It’s a common occurrence for utilities and contractors: A piece of heavy equipment is needed, but it’s not immediately available in the fleet, so the project manager rents what’s required. But that may not always be the right strategy – especially when the rental is done outside the fleet manager’s purview.
“I have seen cases where equipment was rented for lengths up to 27 months and turned back in to the rental store,” said Daniel Fitzpatrick, fleet manager for NorthWestern Energy, which provides electricity and natural gas to more than 700,000 customers in Montana, South Dakota and Nebraska. “When this happens, you lose any rental credit and the equipment.”

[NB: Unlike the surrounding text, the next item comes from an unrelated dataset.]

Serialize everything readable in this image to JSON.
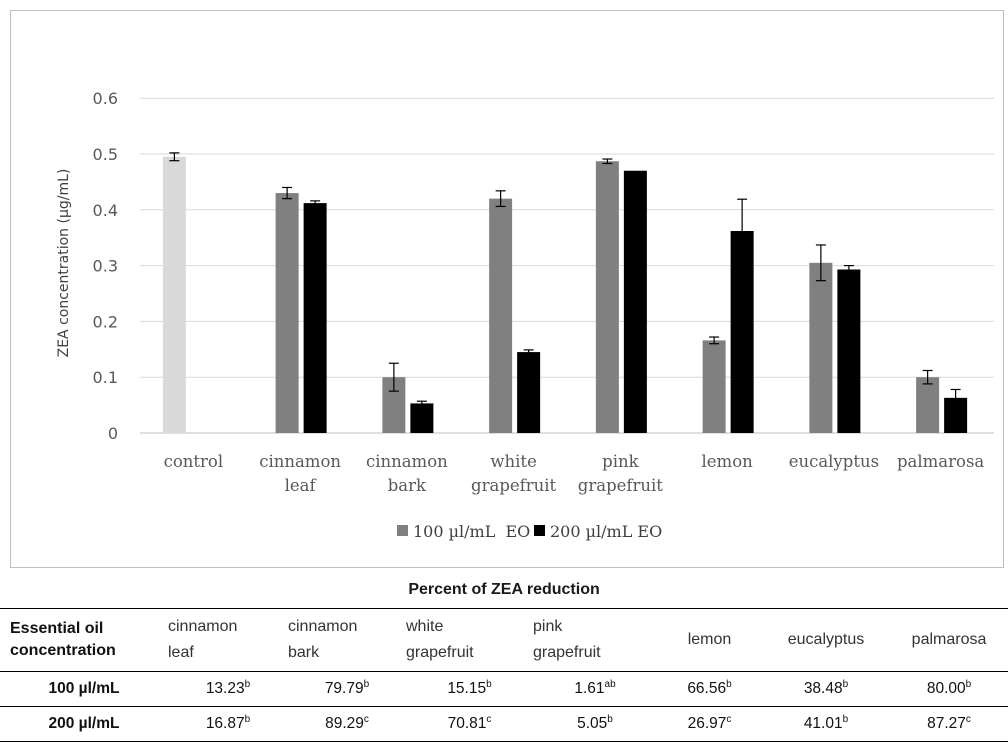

Paul Lauria, president of fleet management consulting firm Mercury Associates (http://mercury-assoc.com/), has seen it too. “One of the problems we see, particularly in utility companies, is they allow business units to rent equipment to fill a temporary need,” he said. “Two years later, the rental unit is still in the fleet and no one has been paying attention. It would have been cheaper to purchase and then dispose of it.”
Granted, haggling over a purchase or evaluating the merits of rental versus ownership may not make sense when thousands of customers are without service. So, while there likely are no hard and fast rules that utilities can develop to address this issue, following some broad principles can help.
“It makes financial sense to own your equipment,” Fitzpatrick said. He tries to purchase any rental equipment at a reduced price when the rental ends, or when money has become available. “Where a buyout is not an option, focus on the interest rate and controlling costs in the short term.”